At 10 on Saturday, I dropped herself to a friend’s house as she was too sophisticated to party with her brothers. Then I dropped around to another house and picked up one of the boys’ guests. Then we all went to the boys’ party (lots of quasar, which they enjoyed very much). As I said bitterly to my sister, “I have been so rushed this morning, I haven’t even had breakfast; I’ll have to have breakfast in the Starbuck’s in the shopping centre.” “I think that’s called a first world problem,” said she. Which was true but still didn’t mean that I could eat the unutterably vile pain au chocolat which was available in Starbuck’s.

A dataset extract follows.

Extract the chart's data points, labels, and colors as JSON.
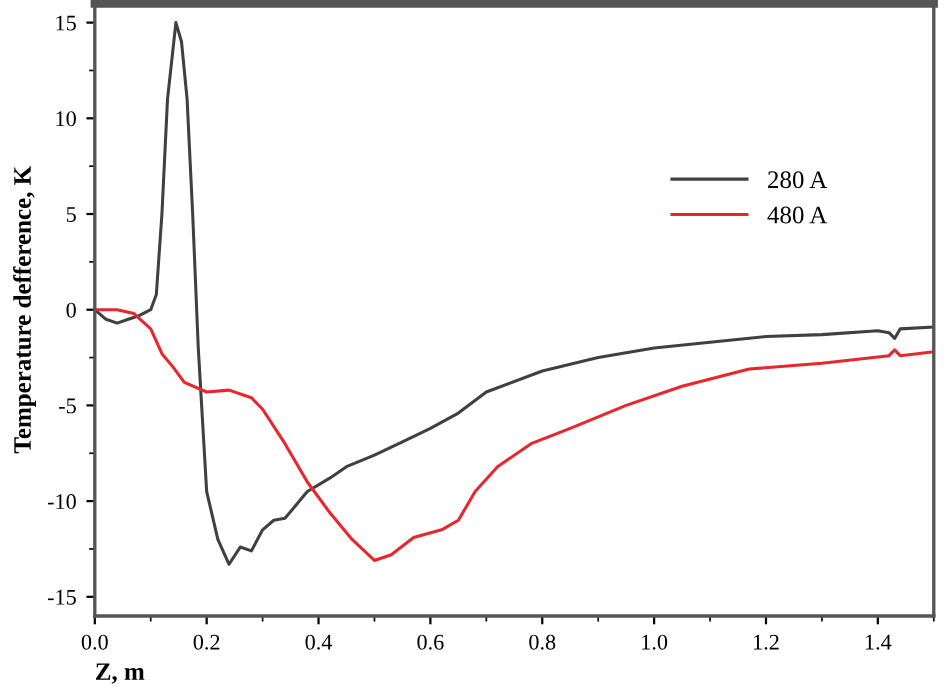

Then the father of one of the guests rang and said he was going to be late as he had been clamped. So we waited around for a bit until he was declamped. It was nearly 2 by the time we were heading back. I had to drop one of the guests home but his mother rang to say she was going out and could I drop him to his father’s workshop. I could. He knows the way, I was told. He did not know the way. However, after some floundering he was safely delivered. Then I went to pick up herself. I was home by 2.30 to eat my much deferred lunch. Then I went into town with the birthday boys and their aunt so that she could indulge their passion for small bits of plastic that require assembly. Meanwhile Mr. Waffle dropped herself to tennis, then picked her up and dropped her into town with her aunt while collecting the boys and me. I later drove into town to collect herself and her aunt.
In the background, I was arranging a long deferred piano removal. A man was going to Limerick to rescue my grandmother’s piano from my aunt and uncle’s house. He was going to be there between 3 and 4. He was not there between 3 and 4. My elderly (though spry) aunt had assembled relations to help move the piano. They waited. With the inevitability which one associates with these things, they were not there when the man arrived at 5.15. Did you know that a piano weighs about 200kgs? All was well eventually. There were many phone calls.
The piano turned up in Dublin at 9.30. I thought the van driver (two degrees in forensic science, van driving is more profitable, draw your own conclusions) and Mr. Waffle would be able to move it, but no. Our lovely neighbour across the road came out to help, he stopped a further neighbour who was innocently walking down the road and we knocked on the door of a further misfortunate neighbour to help as well. The five of them just about got it in.
Sunday was the boys’ actual birthday but we were far too exhausted to do anything other than hand over further presents and pick out “Doe, a dear” on the piano. We had to go to mass, of course. Michael was very bitter, wasn’t it bad enough to have to go to mass on Christmas day, did I have to ruin all of his celebrations? It was an especially long mass too, celebrating the silver jubilee of the ordination of a local priest with extra singing. Though that could hardly be heard over Michael’s pointed and prolonged sighs.
For added excitement, Sunday was my parents’ 48th wedding anniversary.